3. Untangle insurance from employment on a voluntary basis, so no more employer mandate and plenty of off-ramps for employees. Right now, businesses with over 50 employees have no choice but to provide insurance of some sort to employees. Those who do not are subject to outrageous penalties.
There is no reason for this system. Employment should be paid in wages and salaries, not teeth cleaning and mental-health counseling. This only happened due to wage controls in the Second World War. It was a way of getting around federal law. This was later nationalized. This whole system has to go but it can go on a voluntary basis.
Employers should be free to invite employees to leave the system in exchange for wages and salaries. They will take the deal, and be given a vast range of catastrophic plans they can buy and HSAs they can use. Millions will leave and this will fire up the commercial sector. Businesses that are throttled in their growth right now will immediately expand and increase hiring. This will lead to massive jobs creation.
Thus ends the top three most urgent priorities. These are the essentials. The changes need not take up a full treatise of a bill. It can be short. Any lawmaker who goes against this should be forced to say why, even if that means they have to reveal the special interests that are causing them not to do what is in the best interests of the American people.
This is the bare minimum required of any plan. It should be clean and simple.
There are two more points we should add.
4. All special liability exemptions for medical products and services must be ended.
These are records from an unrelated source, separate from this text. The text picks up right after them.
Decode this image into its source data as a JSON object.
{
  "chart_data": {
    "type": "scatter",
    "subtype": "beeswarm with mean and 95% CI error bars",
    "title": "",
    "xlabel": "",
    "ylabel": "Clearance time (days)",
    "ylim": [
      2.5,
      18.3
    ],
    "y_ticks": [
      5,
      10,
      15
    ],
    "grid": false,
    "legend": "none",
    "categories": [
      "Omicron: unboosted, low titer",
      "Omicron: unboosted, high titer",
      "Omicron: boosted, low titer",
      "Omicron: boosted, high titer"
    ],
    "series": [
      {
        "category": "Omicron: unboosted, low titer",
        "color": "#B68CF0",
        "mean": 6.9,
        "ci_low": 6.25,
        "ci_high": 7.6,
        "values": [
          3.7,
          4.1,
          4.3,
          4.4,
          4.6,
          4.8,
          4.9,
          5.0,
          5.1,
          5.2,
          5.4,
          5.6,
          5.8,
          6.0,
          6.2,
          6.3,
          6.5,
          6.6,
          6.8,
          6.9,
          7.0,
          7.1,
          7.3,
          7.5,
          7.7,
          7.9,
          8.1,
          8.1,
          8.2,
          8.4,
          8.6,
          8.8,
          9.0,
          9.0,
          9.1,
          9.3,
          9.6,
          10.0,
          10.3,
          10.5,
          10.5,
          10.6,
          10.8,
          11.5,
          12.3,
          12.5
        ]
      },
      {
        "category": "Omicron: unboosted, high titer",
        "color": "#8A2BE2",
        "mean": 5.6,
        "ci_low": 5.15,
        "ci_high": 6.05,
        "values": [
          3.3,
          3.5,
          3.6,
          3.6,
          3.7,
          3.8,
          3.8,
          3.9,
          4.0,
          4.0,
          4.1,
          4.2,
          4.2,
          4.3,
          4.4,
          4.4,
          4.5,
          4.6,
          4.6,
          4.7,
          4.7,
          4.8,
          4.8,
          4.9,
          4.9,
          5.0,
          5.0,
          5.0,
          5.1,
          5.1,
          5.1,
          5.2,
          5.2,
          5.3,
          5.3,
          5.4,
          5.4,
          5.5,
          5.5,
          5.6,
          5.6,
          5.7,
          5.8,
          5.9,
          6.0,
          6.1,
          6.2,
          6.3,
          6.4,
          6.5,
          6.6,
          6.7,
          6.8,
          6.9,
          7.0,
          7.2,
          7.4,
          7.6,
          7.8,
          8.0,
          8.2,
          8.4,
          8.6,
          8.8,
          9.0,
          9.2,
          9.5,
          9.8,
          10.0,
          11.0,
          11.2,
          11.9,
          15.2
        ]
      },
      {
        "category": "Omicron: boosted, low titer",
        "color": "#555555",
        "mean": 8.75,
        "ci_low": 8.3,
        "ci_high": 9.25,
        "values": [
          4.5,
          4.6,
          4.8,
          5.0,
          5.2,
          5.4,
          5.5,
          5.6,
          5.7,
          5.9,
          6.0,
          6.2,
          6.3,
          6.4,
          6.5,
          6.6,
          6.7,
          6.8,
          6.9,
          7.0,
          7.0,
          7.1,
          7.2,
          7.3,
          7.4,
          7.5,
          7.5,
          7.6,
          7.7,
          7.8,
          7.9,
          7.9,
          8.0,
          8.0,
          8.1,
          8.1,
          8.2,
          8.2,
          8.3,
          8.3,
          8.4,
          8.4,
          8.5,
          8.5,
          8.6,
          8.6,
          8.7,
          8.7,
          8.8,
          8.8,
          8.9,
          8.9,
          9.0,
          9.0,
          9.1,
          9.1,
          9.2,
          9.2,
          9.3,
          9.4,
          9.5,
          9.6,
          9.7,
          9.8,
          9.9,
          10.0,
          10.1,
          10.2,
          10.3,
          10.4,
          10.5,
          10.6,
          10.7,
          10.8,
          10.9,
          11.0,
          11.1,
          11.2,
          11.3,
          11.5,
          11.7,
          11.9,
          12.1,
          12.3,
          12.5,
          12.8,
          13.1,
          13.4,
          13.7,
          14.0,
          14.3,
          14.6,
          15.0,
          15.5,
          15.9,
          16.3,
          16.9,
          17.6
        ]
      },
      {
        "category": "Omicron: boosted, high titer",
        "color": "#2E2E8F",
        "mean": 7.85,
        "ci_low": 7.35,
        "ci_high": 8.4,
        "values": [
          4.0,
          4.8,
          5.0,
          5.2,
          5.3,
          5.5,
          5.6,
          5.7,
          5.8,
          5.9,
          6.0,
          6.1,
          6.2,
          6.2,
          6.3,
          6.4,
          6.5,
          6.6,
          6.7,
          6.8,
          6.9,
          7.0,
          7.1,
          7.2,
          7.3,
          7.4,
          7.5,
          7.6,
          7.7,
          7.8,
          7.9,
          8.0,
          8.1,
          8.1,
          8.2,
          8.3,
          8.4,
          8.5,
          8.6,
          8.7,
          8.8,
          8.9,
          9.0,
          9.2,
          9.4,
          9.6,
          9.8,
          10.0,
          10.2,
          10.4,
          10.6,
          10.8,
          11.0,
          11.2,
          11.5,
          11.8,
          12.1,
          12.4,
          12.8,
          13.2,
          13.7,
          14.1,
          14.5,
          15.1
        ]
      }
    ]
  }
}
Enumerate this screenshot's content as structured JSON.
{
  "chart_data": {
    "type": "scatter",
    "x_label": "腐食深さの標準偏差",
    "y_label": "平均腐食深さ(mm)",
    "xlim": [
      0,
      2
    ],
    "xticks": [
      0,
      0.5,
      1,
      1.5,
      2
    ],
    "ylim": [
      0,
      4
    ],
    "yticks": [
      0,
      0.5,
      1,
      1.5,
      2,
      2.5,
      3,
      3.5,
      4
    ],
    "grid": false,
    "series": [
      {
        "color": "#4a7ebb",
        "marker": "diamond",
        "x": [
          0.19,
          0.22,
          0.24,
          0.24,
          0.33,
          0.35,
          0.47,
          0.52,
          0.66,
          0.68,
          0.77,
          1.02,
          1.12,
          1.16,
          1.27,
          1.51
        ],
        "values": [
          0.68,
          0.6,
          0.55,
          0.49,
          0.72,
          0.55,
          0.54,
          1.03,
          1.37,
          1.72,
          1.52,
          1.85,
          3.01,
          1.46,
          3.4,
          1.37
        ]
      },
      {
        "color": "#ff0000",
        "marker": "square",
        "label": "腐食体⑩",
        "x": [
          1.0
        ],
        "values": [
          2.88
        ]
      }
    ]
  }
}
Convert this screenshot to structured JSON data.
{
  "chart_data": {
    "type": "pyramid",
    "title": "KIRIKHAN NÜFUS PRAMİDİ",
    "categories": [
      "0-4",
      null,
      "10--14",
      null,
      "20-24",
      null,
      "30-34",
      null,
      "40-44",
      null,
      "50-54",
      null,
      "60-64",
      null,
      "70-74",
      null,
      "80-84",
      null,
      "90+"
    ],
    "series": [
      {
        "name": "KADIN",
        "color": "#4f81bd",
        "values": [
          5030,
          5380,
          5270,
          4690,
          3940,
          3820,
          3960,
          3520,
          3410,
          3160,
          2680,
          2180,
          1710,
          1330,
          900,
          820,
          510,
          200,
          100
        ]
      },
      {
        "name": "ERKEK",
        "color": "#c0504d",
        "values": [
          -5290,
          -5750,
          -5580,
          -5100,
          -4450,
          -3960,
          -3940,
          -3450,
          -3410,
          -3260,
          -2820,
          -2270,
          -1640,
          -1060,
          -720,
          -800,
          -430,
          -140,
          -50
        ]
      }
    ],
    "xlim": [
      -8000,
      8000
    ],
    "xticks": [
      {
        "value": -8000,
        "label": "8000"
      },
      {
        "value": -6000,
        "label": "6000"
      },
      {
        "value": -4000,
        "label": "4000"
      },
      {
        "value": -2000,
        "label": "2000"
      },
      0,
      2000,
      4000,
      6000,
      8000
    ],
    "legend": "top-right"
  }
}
That includes vaccines on the childhood schedule. No business should ever be entitled to do any business without bearing consequences for harming others. No system of markets and freedom can possibly work this way. No more indemnifications for special interests. Period.
5. Allow and encourage performance-based payment systems vs. fee for service. Doctors, therapists, and hospitals should be allowed to price their systems this way, actually selling health results rather than selling drugs, diagnostics, and surgeries. This should apply to every form of medical services. For the first time, we would see incentives flip toward actually promoting health, which would mean pushing education and better living.
I could add another 30 or so points but the above would at least get the fundamentals correct. Doctors, patients, and insurers could take it from there, as a vast range of options would spring up everywhere.
Already, the market is burgeoning with options barely allowed under law: direct primary care providers, concierge providers, health-care coops, and medical tourism. With more permission, these would expand and the heavy hand of government and corporate cartels would be reduced.
The only possible means to get to this point will be public pressure. Congress certainly is not going to act on its own because their career status is too often based on serving special interests. But a rising demand for medical freedom among the people could make the difference. By year’s end, we could have an actual affordable care system in place.